Nous avons observé quatre grandes révolutions en cours : celle du travail, celle liée à l’écologie, celle liée au numérique et la révolution du faire. Suite à ce constat comment fabrique-t-on du collectif dans les endroits où il n’y en a plus et où on a besoin de recréer du lien social ? C’est un enjeu majeur dans les années qui viennent. N’oublions pas les indépendants, c’est la troisième fracture, elle est statutaire. Quand vous êtes indépendant et que toute l’activité économique s’arrête, vous êtes le premier à ne plus pouvoir travailler. L’économie des plateformes dépend des indépendants, qui ont souvent un salaire faible et sans sécurité. Nous sommes à un tournant : les actifs veulent plus de liberté mais aussi plus de sécurité. Le grand enjeu de demain est de redonner du sens à l’émancipation par le travail. C’est au cœur de la mission des politiques publiques mais également les entreprises.

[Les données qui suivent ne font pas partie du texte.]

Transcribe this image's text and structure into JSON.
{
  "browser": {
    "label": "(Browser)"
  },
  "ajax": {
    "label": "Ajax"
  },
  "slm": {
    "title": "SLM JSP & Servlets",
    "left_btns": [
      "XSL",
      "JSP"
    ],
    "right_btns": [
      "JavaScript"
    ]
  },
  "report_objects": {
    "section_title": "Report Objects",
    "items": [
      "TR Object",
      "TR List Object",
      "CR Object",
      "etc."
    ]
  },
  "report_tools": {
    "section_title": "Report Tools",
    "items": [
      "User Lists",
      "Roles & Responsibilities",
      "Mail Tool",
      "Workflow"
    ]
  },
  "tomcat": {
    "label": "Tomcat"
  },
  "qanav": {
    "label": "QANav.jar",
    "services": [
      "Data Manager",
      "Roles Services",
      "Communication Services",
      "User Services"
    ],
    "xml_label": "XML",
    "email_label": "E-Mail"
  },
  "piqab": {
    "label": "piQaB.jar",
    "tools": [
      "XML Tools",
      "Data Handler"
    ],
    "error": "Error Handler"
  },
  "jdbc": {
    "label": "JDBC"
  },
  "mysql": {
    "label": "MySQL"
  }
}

Quelles sont les craintes des collaborateurs aujourd’hui ?

Dans les mois qui viennent, le visage de l’économie va devoir se réorienter, changer de cap, car les entreprises comme les collaborateurs ont pris conscience d’un certain nombre de nouveaux éléments fondamentaux :

  • les cartes de la mondialisation et de la métropolisation sont rebattues…
  • l’économie à domicile se verra très certainement développée,
  • les mobilités sont repensées,
  • le management devra se réinventer en misant sur l’apprentissage des outils, l’intelligence collective et les nouvelles habitudes de travail : confiance, sens, transparence…
  • les résistances liées au télétravail seront levées. Retour au bureau, certes mais le télétravail en part time sera encouragé.
  • A plus long terme, c’est également la question écologique qui sera également posée.

Comment la crise a-t-elle encouragé les reconversions professionnelles ? La formation pour accompagner le changement va-t-elle devenir indispensable ?

Alors que la crise a heurté de plein fouet l’activité, les priorités affichées par le gouvernement, sont de créer et de protéger l’emploi déjà existant. Ensuite, il faut soutenir la formation (y compris pour les personnes sans qualification) ainsi que la transition professionnelle, dans ce monde du travail en constante évolution. Acteurs publics et privés doivent s’intéresser de plus près aux métiers de demain, qui répondent à la triple révolution à l’œuvre : ceux liés à la transition écologique, à l’adaptation au numérique et au care. Il faut investir dans ces métiers, porteurs d’avenir. La formation professionnelle est la première des sécurités qu’un individu est en droit de percevoir : elle permet l’émancipation par le travail, d’être employable, de pouvoir se donner ou redonner une chance. Accompagner les actifs est la clé de demain.